Next month V turns 21 and no, I’m not preparing a celebration in the way one would for a neurotypical person reaching that landmark. Instead this week I’m scheduling and preparing for a re-do of the comprehensive assessment tool that will determine how much annual financial support V will receive based on how I answer 18 pages of questions about how well he functions, how much support he needs to perform basic tasks, his behavior.
The lower the ranking the more money he will receive so parents are advised to answer from a worst day/case scenario. Pages and pages of yes, he still needs help with…just about everything. This is not the place to sing his praises or talk about his strengths; the whole point is to emphasize his deficits. So it’s a very depressing process, the opposite of a celebration. Hardly what we ever imagined.
I still remember V’s first school after his diagnosis. We liked the location in Dumbo Brooklyn, the kind teachers, the bi-weekly support group for parents of the 3 and 4 year olds in the early intervention program, most of us still shell-shocked from recent diagnoses of autism, still trying to make sense of this strange new world. It was, given the circumstances, a generally positive experience.
The one thing that made us uncomfortable were the big kids in the elevator.
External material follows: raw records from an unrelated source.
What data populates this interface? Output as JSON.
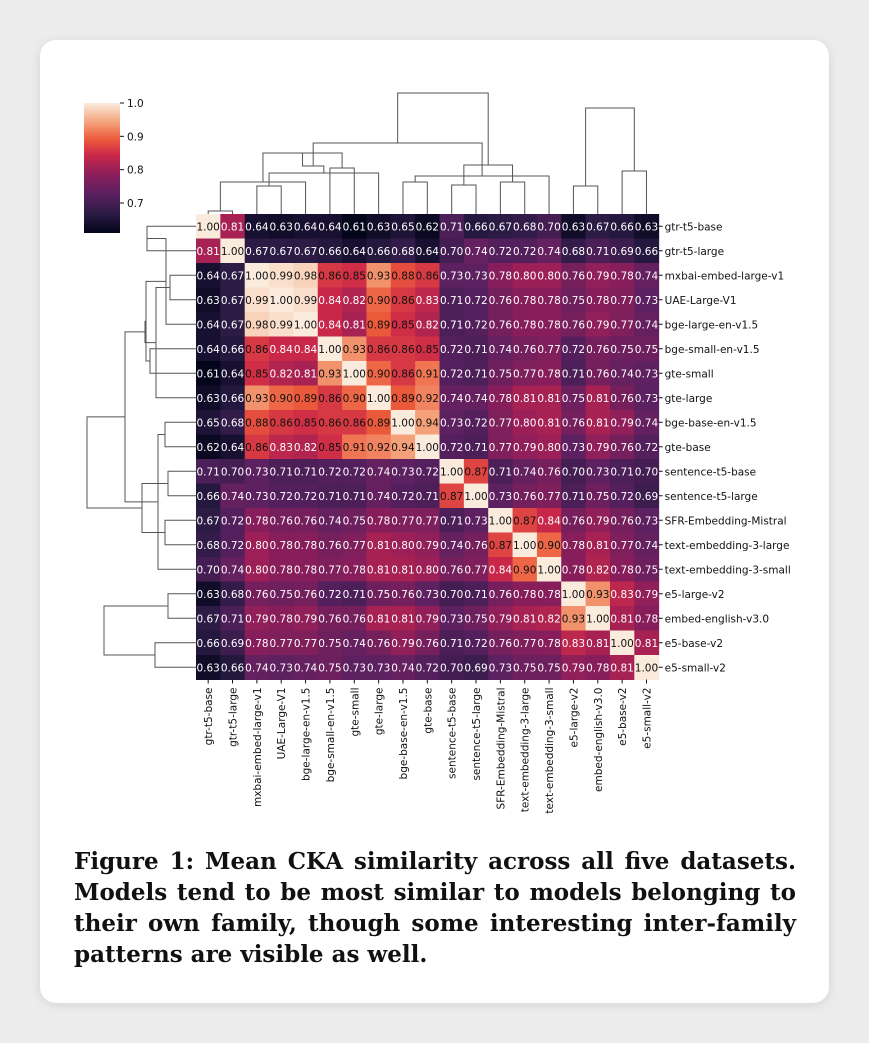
{
  "caption": "Figure 1: Mean CKA similarity across all five datasets. Models tend to be most similar to models belonging to their own family, though some interesting inter-family patterns are visible as well.",
  "colorbar": {
    "ticks": [
      "1.0",
      "0.9",
      "0.8",
      "0.7"
    ],
    "tick_values": [
      1.0,
      0.9,
      0.8,
      0.7
    ],
    "range": [
      0.61,
      1.0
    ]
  },
  "chart_data": {
    "type": "heatmap",
    "title": "",
    "xlabel": "",
    "ylabel": "",
    "colormap": "rocket",
    "labels": [
      "gtr-t5-base",
      "gtr-t5-large",
      "mxbai-embed-large-v1",
      "UAE-Large-V1",
      "bge-large-en-v1.5",
      "bge-small-en-v1.5",
      "gte-small",
      "gte-large",
      "bge-base-en-v1.5",
      "gte-base",
      "sentence-t5-base",
      "sentence-t5-large",
      "SFR-Embedding-Mistral",
      "text-embedding-3-large",
      "text-embedding-3-small",
      "e5-large-v2",
      "embed-english-v3.0",
      "e5-base-v2",
      "e5-small-v2"
    ],
    "values": [
      [
        1.0,
        0.81,
        0.64,
        0.63,
        0.64,
        0.64,
        0.61,
        0.63,
        0.65,
        0.62,
        0.71,
        0.66,
        0.67,
        0.68,
        0.7,
        0.63,
        0.67,
        0.66,
        0.63
      ],
      [
        0.81,
        1.0,
        0.67,
        0.67,
        0.67,
        0.66,
        0.64,
        0.66,
        0.68,
        0.64,
        0.7,
        0.74,
        0.72,
        0.72,
        0.74,
        0.68,
        0.71,
        0.69,
        0.66
      ],
      [
        0.64,
        0.67,
        1.0,
        0.99,
        0.98,
        0.86,
        0.85,
        0.93,
        0.88,
        0.86,
        0.73,
        0.73,
        0.78,
        0.8,
        0.8,
        0.76,
        0.79,
        0.78,
        0.74
      ],
      [
        0.63,
        0.67,
        0.99,
        1.0,
        0.99,
        0.84,
        0.82,
        0.9,
        0.86,
        0.83,
        0.71,
        0.72,
        0.76,
        0.78,
        0.78,
        0.75,
        0.78,
        0.77,
        0.73
      ],
      [
        0.64,
        0.67,
        0.98,
        0.99,
        1.0,
        0.84,
        0.81,
        0.89,
        0.85,
        0.82,
        0.71,
        0.72,
        0.76,
        0.78,
        0.78,
        0.76,
        0.79,
        0.77,
        0.74
      ],
      [
        0.64,
        0.66,
        0.86,
        0.84,
        0.84,
        1.0,
        0.93,
        0.86,
        0.86,
        0.85,
        0.72,
        0.71,
        0.74,
        0.76,
        0.77,
        0.72,
        0.76,
        0.75,
        0.75
      ],
      [
        0.61,
        0.64,
        0.85,
        0.82,
        0.81,
        0.93,
        1.0,
        0.9,
        0.86,
        0.91,
        0.72,
        0.71,
        0.75,
        0.77,
        0.78,
        0.71,
        0.76,
        0.74,
        0.73
      ],
      [
        0.63,
        0.66,
        0.93,
        0.9,
        0.89,
        0.86,
        0.9,
        1.0,
        0.89,
        0.92,
        0.74,
        0.74,
        0.78,
        0.81,
        0.81,
        0.75,
        0.81,
        0.76,
        0.73
      ],
      [
        0.65,
        0.68,
        0.88,
        0.86,
        0.85,
        0.86,
        0.86,
        0.89,
        1.0,
        0.94,
        0.73,
        0.72,
        0.77,
        0.8,
        0.81,
        0.76,
        0.81,
        0.79,
        0.74
      ],
      [
        0.62,
        0.64,
        0.86,
        0.83,
        0.82,
        0.85,
        0.91,
        0.92,
        0.94,
        1.0,
        0.72,
        0.71,
        0.77,
        0.79,
        0.8,
        0.73,
        0.79,
        0.76,
        0.72
      ],
      [
        0.71,
        0.7,
        0.73,
        0.71,
        0.71,
        0.72,
        0.72,
        0.74,
        0.73,
        0.72,
        1.0,
        0.87,
        0.71,
        0.74,
        0.76,
        0.7,
        0.73,
        0.71,
        0.7
      ],
      [
        0.66,
        0.74,
        0.73,
        0.72,
        0.72,
        0.71,
        0.71,
        0.74,
        0.72,
        0.71,
        0.87,
        1.0,
        0.73,
        0.76,
        0.77,
        0.71,
        0.75,
        0.72,
        0.69
      ],
      [
        0.67,
        0.72,
        0.78,
        0.76,
        0.76,
        0.74,
        0.75,
        0.78,
        0.77,
        0.77,
        0.71,
        0.73,
        1.0,
        0.87,
        0.84,
        0.76,
        0.79,
        0.76,
        0.73
      ],
      [
        0.68,
        0.72,
        0.8,
        0.78,
        0.78,
        0.76,
        0.77,
        0.81,
        0.8,
        0.79,
        0.74,
        0.76,
        0.87,
        1.0,
        0.9,
        0.78,
        0.81,
        0.77,
        0.74
      ],
      [
        0.7,
        0.74,
        0.8,
        0.78,
        0.78,
        0.77,
        0.78,
        0.81,
        0.81,
        0.8,
        0.76,
        0.77,
        0.84,
        0.9,
        1.0,
        0.78,
        0.82,
        0.78,
        0.75
      ],
      [
        0.63,
        0.68,
        0.76,
        0.75,
        0.76,
        0.72,
        0.71,
        0.75,
        0.76,
        0.73,
        0.7,
        0.71,
        0.76,
        0.78,
        0.78,
        1.0,
        0.93,
        0.83,
        0.79
      ],
      [
        0.67,
        0.71,
        0.79,
        0.78,
        0.79,
        0.76,
        0.76,
        0.81,
        0.81,
        0.79,
        0.73,
        0.75,
        0.79,
        0.81,
        0.82,
        0.93,
        1.0,
        0.81,
        0.78
      ],
      [
        0.66,
        0.69,
        0.78,
        0.77,
        0.77,
        0.75,
        0.74,
        0.76,
        0.79,
        0.76,
        0.71,
        0.72,
        0.76,
        0.77,
        0.78,
        0.83,
        0.81,
        1.0,
        0.81
      ],
      [
        0.63,
        0.66,
        0.74,
        0.73,
        0.74,
        0.75,
        0.73,
        0.73,
        0.74,
        0.72,
        0.7,
        0.69,
        0.73,
        0.75,
        0.75,
        0.79,
        0.78,
        0.81,
        1.0
      ]
    ],
    "dendrogram": "hierarchical clustering shown on top (columns) and left (rows)"
  }
}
The teens and young men – there may have been girls too but I remember the guys, because there were so many more of them – with their odd behaviors and demeanor, with their pacing and flapping and lack of language or social skills, still needing an adult to accompany them to their classrooms. That was not the future we were told about.
When V was first diagnosed and we signed up for early intervention a social worker handed us the widely shared Welcome to Holland poem by a mother of a son with Downs Syndrome, a very different condition than autism [https://www.dsasc.ca/uploads/8/5/3/9/8539131/welcome_to_holland.pdf ]and the book Let me Hear Your Voice, written by a mom with two boys with autism who she magically “cured” with round the clock help from ABA therapists in her big Upper East Side apartment. I couldn’t relate to the specifics of her life yet I longed to believe in the storyline, which was the only story I heard back then. That if you just work really hard with a dedicated team of professionals and supporters/cheerleaders, your kid would make remarkable progress. Surely things had changed since the big kids in the elevator were V’s age, because there seemed to be such a gap between where they were and the bright tomorrow we were assured awaited us.
I know lots of parents of kids with special needs who have had the opposite experience: they were told all the things their children likely wouldn’t be able to do, the struggles they would have, the lack of opportunities. And it is so much easier to get behind them and cheer them on (You show them! They say no, we say hell yes!) But that wasn’t our experience. We were inundated with the positive. There were new and better interventions and therapies being developed all the time. We and all the dynamic committed members of Team V would rally round and we’d put our noses to the grindstone and we would reshape that bleak sounding future into one where anything was possible. The little boy who had regressed so severely, who stared into space and had lost all his language and could no longer relate to others, he would evolve into a well rounded child who spoke full sentences and looked people in the eyes and made friends and learned to be independent like any typical kid. I didn’t fear the future back then, the future was our friend.
I never could have imagined the life we have had, the setbacks and disappointment. That while V has made progress and has many strengths and gifts as a person, his own unique personality and form of intelligence, there would be so many challenges. I never looked this far ahead and when I did I never could have fathomed that 21 would look like this, that V would in fact fit right in on that elevator from long ago, that it would be so obvious to anyone observing him that he was on the more severe end of the autistic spectrum, that we would not be in Italy or Holland or any other country in existence and instead live in some parallel universe no one had ever described to me. That yes, there would be beauty and bounty scattered throughout the rocky road yet walking that road could wear a person out.
Were I to be a social worker greeting the newly diagnosed, I’d give them completely different materials to read, radically different stories to hear from a wide range of perspectives and experiences. I’d say yes, try everything, be committed to your child’s progress in this life and also be open to the full range of possibilities. Don’t compare, don’t blame, let go of those habits that will make you feel worse and concentrate on what is. Find people who will be supportive, who won’t judge or get uncomfortable when you share your truth. Take time for yourself because this journey can be enervating and you need to conserve your strength.
Develop a thick skin because a lot of people will be unkind and insensitive. (I’ve never been able to do this myself yet I’d urge anyone to try not to be as thin-skinned as I am.) Be forgiving, of yourself and others. Learn to live with uncertainty because you will face much that is unfamiliar, that has nothing to do with what country you are in or what language is spoken.
Find comfort where you can yet don’t get too comfortable: just when you feel at ease, that you know the rules and routines, they will change. There’s no room to be complacent. Then I’d hug that parent with all the love I had and let them know that they were not alone even though the road might feel lonely.